Vous avez associé Victor Wembanyama et Rudy Gobert pendant de plus longues séquences, avez-vous aimé ce que vous avez vu ?
Ils ont démarré le deuxième et le quatrième quart-temps. C’était d’abord stratégique, contre ce type d’équipe, on pensait que ça pouvait être impactant. Et c’est aussi l’occasion de les associer encore pour les faire travailler sur ce qu’on a pu faire à l’entraînement ces derniers jours. On rêve tous que tout marche bien tout de suite. Mais il y a du travail et du temps de jeu avant de pouvoir y arriver. On profite de toutes les occasions pour tester ce binôme qui peut faire très mal sur certaines périodes.
On a senti une vraie envie de se passer le ballon, notamment entre les intérieurs que ce soit Victor et Rudy, ou Victor et Jaylen, et ce, pendant la totalité du match, est-ce aussi votre regard ?
Avec tout notre talent, on ne peut pas mobiliser la balle sur un ou deux joueurs, ça faciliterait les défenses adverses. Et ça fait partie du basket que je préconise. On l’a bien fait sur ce match : il y a eu de très bonnes relations entre intérieurs, entre intérieurs et extérieurs et entre extérieurs et intérieurs, ce qui est normalement le plus facile à faire. On aurait pu avoir beaucoup plus de passes décisives avec plus d’adresse de loin. La satisfaction pour le coaching staff, c’est cette volonté de partager la balle. On s’est rendu le match facile. Il faudra garder cette volonté si le match est plus dur aussi. On verra ça avec le temps.

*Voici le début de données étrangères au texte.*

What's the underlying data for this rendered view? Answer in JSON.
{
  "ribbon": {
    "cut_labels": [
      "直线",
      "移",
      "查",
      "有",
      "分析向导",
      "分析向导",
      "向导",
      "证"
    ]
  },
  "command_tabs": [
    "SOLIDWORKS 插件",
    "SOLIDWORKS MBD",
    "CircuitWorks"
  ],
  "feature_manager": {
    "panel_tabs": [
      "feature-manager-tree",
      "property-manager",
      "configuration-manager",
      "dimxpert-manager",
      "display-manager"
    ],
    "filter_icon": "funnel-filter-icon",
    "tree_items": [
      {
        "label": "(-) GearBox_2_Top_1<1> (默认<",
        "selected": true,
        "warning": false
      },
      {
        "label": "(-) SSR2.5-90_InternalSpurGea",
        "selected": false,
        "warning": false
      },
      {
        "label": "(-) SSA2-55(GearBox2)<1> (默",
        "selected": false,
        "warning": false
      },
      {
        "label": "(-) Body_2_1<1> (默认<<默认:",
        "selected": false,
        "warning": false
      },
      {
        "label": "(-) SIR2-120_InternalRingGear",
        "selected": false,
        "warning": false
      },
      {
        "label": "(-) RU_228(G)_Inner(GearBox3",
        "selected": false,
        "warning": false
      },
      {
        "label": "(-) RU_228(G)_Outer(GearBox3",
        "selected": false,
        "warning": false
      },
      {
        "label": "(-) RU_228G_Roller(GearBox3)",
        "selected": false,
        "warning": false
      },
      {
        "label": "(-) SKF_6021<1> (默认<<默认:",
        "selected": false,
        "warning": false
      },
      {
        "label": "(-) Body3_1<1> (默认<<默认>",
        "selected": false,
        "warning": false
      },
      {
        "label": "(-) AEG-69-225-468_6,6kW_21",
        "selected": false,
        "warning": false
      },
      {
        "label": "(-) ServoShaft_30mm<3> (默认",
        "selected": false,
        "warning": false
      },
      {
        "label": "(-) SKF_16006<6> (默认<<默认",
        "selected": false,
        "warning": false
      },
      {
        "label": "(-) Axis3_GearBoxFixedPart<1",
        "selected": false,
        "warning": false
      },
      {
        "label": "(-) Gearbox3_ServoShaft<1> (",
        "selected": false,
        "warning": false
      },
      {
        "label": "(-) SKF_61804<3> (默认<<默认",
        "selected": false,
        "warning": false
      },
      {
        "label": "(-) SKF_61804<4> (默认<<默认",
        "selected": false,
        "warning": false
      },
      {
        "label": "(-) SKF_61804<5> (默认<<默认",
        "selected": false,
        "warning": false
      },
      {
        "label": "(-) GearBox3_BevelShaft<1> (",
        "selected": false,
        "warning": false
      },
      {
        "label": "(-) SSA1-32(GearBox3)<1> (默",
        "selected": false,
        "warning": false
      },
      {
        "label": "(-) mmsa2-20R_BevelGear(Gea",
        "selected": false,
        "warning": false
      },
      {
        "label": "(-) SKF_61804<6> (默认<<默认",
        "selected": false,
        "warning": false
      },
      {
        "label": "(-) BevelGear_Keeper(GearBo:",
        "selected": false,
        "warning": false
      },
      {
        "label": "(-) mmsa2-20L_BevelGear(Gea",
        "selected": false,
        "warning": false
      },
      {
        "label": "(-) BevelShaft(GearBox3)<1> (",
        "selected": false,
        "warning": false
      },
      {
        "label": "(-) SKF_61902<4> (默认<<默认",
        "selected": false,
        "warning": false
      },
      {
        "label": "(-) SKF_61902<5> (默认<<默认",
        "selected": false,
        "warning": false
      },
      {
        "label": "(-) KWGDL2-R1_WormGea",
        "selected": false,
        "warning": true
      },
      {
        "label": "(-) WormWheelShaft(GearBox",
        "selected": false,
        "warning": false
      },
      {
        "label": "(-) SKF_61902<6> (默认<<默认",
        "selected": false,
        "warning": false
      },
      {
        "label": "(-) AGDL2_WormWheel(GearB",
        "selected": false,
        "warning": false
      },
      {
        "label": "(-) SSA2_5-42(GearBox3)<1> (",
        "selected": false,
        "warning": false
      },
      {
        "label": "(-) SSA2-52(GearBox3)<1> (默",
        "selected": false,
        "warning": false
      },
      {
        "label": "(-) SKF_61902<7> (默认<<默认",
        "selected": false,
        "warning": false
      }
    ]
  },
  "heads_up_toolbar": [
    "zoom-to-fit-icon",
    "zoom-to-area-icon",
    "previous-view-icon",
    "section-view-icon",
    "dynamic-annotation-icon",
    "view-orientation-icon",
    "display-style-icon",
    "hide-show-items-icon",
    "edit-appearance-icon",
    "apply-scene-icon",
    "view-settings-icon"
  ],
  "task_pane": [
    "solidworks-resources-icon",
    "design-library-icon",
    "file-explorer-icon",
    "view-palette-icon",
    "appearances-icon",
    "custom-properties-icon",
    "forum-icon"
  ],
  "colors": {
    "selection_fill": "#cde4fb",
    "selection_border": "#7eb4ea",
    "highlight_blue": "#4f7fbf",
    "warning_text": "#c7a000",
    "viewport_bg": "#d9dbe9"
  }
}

Pour finir, pouvez-vous nous dire un mot sur la performance de Victor Wembanyama (22 points, 9 rebonds) qui semble monter en régime au fur et à mesure des matchs ?
C’est le leader de cette équipe et donner le momentum est très important. La consigne n’était évidemment pas de donner tous les ballons à Victoir, mais que chacun joue son rôle pour exploiter nos forces par rapport à l’adversaire. Leur secteur intérieur était beaucoup moins fort que le nôtre, et c’est quelque chose ça arrivera encore. On a joué avec nos forces, et ce n’est pas si simple quand on n’a pas l’habitude. On a vu des choses intéressantes et à reproduire. Il faut qu’on soit vigilant quand même, et il ne faut pas nous endormir sur nos lauriers, il faudra faire du bon travail en Suède, qui a gagné en Finlande.